Knowledge Base 1 - Hansard4

This knowledge base consists of speeches and debates made in Parliament and provides a record of parliamentary business and proceedings each session. Each record is usually recorded as verbatim as possible. Public service officers often use this knowledge base to obtain information about key issues discussed in parliament. For instance, officers might query Hansard to draft replies to parliamentary questions by taking reference from past replies on similar issues.

Knowledge Base 2 - Judiciary5

This knowledge base consists of written judgements of cases heard in the Singapore courts and selected case summaries of these decisions. Users, such as members of the legal service, may query it to find out past judgements for certain offences or details of previous cases.

Evaluation Dataset Generation

For both our datasets, we only used data from 2022 onwards. As we do not have a sizeable dataset of real user questions with validated, human generated answers, we created synthetic evaluation datasets for each knowledge base. Each entry in the evaluation datasets has the following:

  1. Question
  2. Answer
  3. Relevant Chunks - information used to generate the question answer pairs

The following diagram shows how the reference datasets were generated:

Experiments 1

We obtained 197 question-answer pairs for the Hansard dataset and 270 question answer pairs for the Judiciary dataset. A detailed explanation of how we obtained our datasets can be found in the Annex.

Base RAG Pipeline

For each knowledge base, we built a base RAG pipeline as follows, using Langchain:

Experiments 2
Base RAG pipeline built using Langchain

The base pipeline uses the following components and settings:

  • Parser: Not required as the documents have already been crawled in text format
  • Chunking: Documents are chunked using Langchain RecursiveCharacterTextSplitter with chunk_size=500 and chunk_overlap=100 tokens
  • Embedding: Azure Open AI’s text-embedding-ada-002 is used to embed the chunks
  • Vector Store: AWS OpenSearch is used to store the chunks and embeddings for retrieval, using semantic search. For retrieval, the top 10 documents included as context in the LLM prompt.
  • Completion: Azure Open AI’s GPT-4-32k is used as the completion model

Variations

We varied components of the base RAG pipeline, one at a time, using some of the aforementioned techniques (here), to assess how performance is affected. Most of the techniques we selected are generally applicable to all datasets, should the reader want to follow our approach and try the same techniques. For those techniques which require additional inputs or processing, we share our approach on getting them.

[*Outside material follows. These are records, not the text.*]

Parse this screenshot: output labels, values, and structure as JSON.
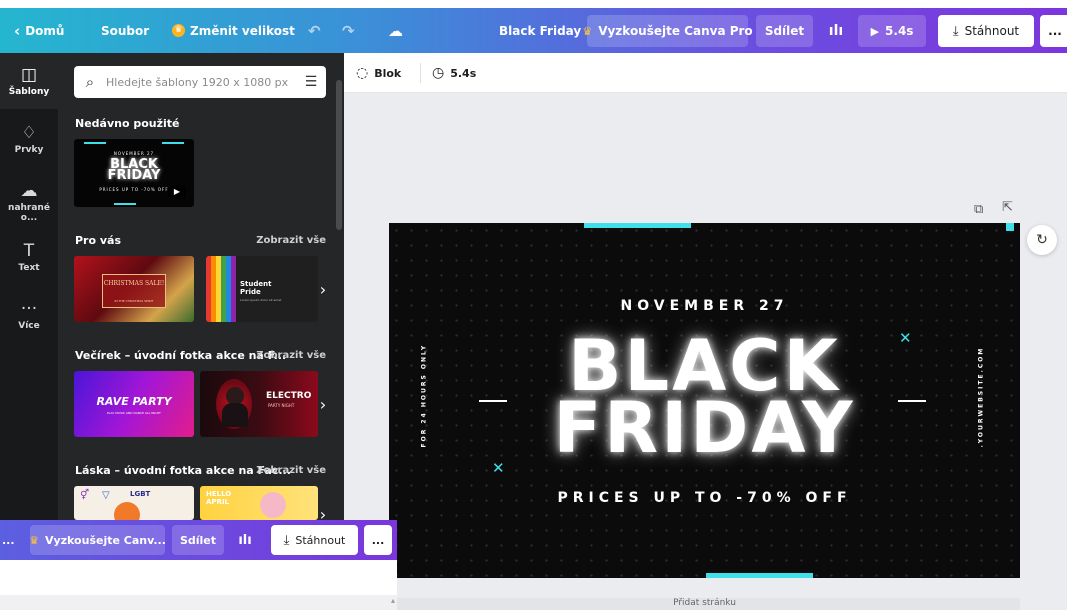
{
  "topbar": {
    "home_label": "Domů",
    "file_label": "Soubor",
    "resize_label": "Změnit velikost",
    "doc_title": "Black Friday",
    "pro_label": "Vyzkoušejte Canva Pro",
    "share_label": "Sdílet",
    "play_label": "5.4s",
    "download_label": "Stáhnout",
    "more_label": "..."
  },
  "rail": {
    "items": [
      {
        "label": "Šablony",
        "icon": "template-icon"
      },
      {
        "label": "Prvky",
        "icon": "elements-icon"
      },
      {
        "label": "nahrané o...",
        "icon": "upload-icon"
      },
      {
        "label": "Text",
        "icon": "text-icon"
      },
      {
        "label": "Více",
        "icon": "more-icon"
      }
    ]
  },
  "panel": {
    "search_placeholder": "Hledejte šablony 1920 x 1080 px",
    "recent_title": "Nedávno použité",
    "recent_thumb": {
      "line1": "NOVEMBER 27",
      "big1": "BLACK",
      "big2": "FRIDAY",
      "line2": "PRICES UP TO -70% OFF"
    },
    "for_you_title": "Pro vás",
    "for_you_see_all": "Zobrazit vše",
    "for_you_thumbs": [
      {
        "title": "CHRISTMAS SALE!",
        "sub": "IN THE CHRISTMAS SPIRIT"
      },
      {
        "title": "Student Pride",
        "sub": "Lorem ipsum dolor sit amet"
      }
    ],
    "party_title": "Večírek – úvodní fotka akce na F...",
    "party_see_all": "Zobrazit vše",
    "party_thumbs": [
      {
        "title": "RAVE PARTY",
        "sub": "PLAY MUSIC AND DANCE ALL NIGHT"
      },
      {
        "title": "ELECTRO",
        "sub": "PARTY NIGHT"
      }
    ],
    "love_title": "Láska – úvodní fotka akce na Fac...",
    "love_see_all": "Zobrazit vše",
    "love_thumbs": [
      {
        "title": "LGBT"
      },
      {
        "title": "HELLO APRIL"
      }
    ]
  },
  "editbar": {
    "blok_label": "Blok",
    "duration_label": "5.4s"
  },
  "canvas": {
    "date": "NOVEMBER 27",
    "headline1": "BLACK",
    "headline2": "FRIDAY",
    "offer": "PRICES UP TO -70% OFF",
    "side_left": "FOR 24 HOURS ONLY",
    "side_right": ".YOURWEBSITE.COM",
    "accent_color": "#3fe0ea"
  },
  "bottom_strip": {
    "label": "Přidat stránku"
  },
  "float_window": {
    "title_fragment": "...",
    "pro_label": "Vyzkoušejte Canv...",
    "share_label": "Sdílet",
    "download_label": "Stáhnout",
    "more_label": "..."
  }
}
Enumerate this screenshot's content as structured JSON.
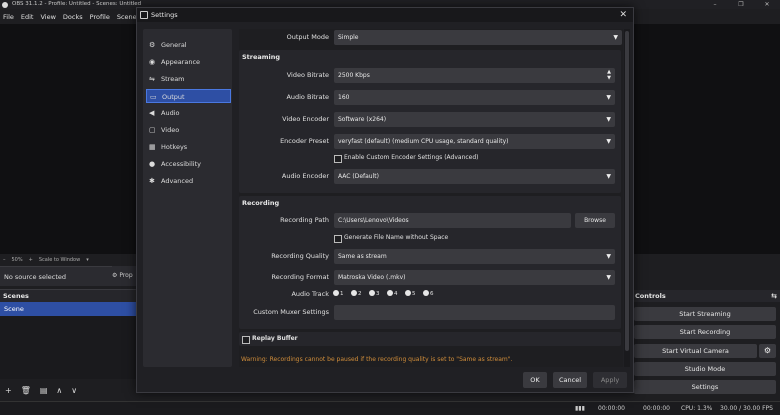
{
  "app": {
    "title": "OBS 31.1.2 - Profile: Untitled - Scenes: Untitled",
    "window_controls": [
      "–",
      "❐",
      "✕"
    ]
  },
  "menu": [
    "File",
    "Edit",
    "View",
    "Docks",
    "Profile",
    "Scene"
  ],
  "preview": {
    "zoom": "50%",
    "scale_mode": "Scale to Window"
  },
  "sources": {
    "no_source": "No source selected",
    "properties": "Prop"
  },
  "scenes": {
    "header": "Scenes",
    "items": [
      "Scene"
    ]
  },
  "controls": {
    "header": "Controls",
    "buttons": [
      "Start Streaming",
      "Start Recording",
      "Start Virtual Camera",
      "Studio Mode",
      "Settings"
    ]
  },
  "status": {
    "rec_time": "00:00:00",
    "stream_time": "00:00:00",
    "cpu": "CPU: 1.3%",
    "fps": "30.00 / 30.00 FPS"
  },
  "settings": {
    "title": "Settings",
    "nav": [
      "General",
      "Appearance",
      "Stream",
      "Output",
      "Audio",
      "Video",
      "Hotkeys",
      "Accessibility",
      "Advanced"
    ],
    "nav_selected_index": 3,
    "output_mode": {
      "label": "Output Mode",
      "value": "Simple"
    },
    "streaming": {
      "title": "Streaming",
      "video_bitrate": {
        "label": "Video Bitrate",
        "value": "2500 Kbps"
      },
      "audio_bitrate": {
        "label": "Audio Bitrate",
        "value": "160"
      },
      "video_encoder": {
        "label": "Video Encoder",
        "value": "Software (x264)"
      },
      "encoder_preset": {
        "label": "Encoder Preset",
        "value": "veryfast (default) (medium CPU usage, standard quality)"
      },
      "custom_encoder": "Enable Custom Encoder Settings (Advanced)",
      "audio_encoder": {
        "label": "Audio Encoder",
        "value": "AAC (Default)"
      }
    },
    "recording": {
      "title": "Recording",
      "path": {
        "label": "Recording Path",
        "value": "C:\\Users\\Lenovo\\Videos"
      },
      "browse": "Browse",
      "gen_filename": "Generate File Name without Space",
      "quality": {
        "label": "Recording Quality",
        "value": "Same as stream"
      },
      "format": {
        "label": "Recording Format",
        "value": "Matroska Video (.mkv)"
      },
      "audio_track": {
        "label": "Audio Track",
        "tracks": [
          "1",
          "2",
          "3",
          "4",
          "5",
          "6"
        ]
      },
      "muxer": {
        "label": "Custom Muxer Settings",
        "value": ""
      }
    },
    "replay_buffer": "Replay Buffer",
    "warning": "Warning: Recordings cannot be paused if the recording quality is set to \"Same as stream\".",
    "buttons": {
      "ok": "OK",
      "cancel": "Cancel",
      "apply": "Apply"
    }
  },
  "icons": {
    "general": "gear-icon",
    "appearance": "palette-icon",
    "stream": "antenna-icon",
    "output": "output-icon",
    "audio": "speaker-icon",
    "video": "monitor-icon",
    "hotkeys": "keyboard-icon",
    "accessibility": "accessibility-icon",
    "advanced": "wrench-icon"
  },
  "colors": {
    "accent": "#2e4fa4",
    "warning": "#d08d3a",
    "background": "#1e1e21"
  }
}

We opted to vary components one at a time for simplicity in experimentation, since this allows us to compare components in isolation with the baseline. Because we are experimenting with components across the entire RAG pipeline, testing every possible combination of components quickly becomes untenable as the list of options increases.

Preprocessing

Preprocessing text data prior to indexing entails the removal of unnecessary information that might obscure relevant information, inflate memory usage or lead to higher token costs. In the context of Hansard documents, we observed that:

  1. Every document begins with a summary paragraph of questions asked by MPs before the actual transcription of the minister’s reply. Often, these paragraphs did not contain much information about actual policy.
  2. Some documents end with footnotes that do not offer useful information.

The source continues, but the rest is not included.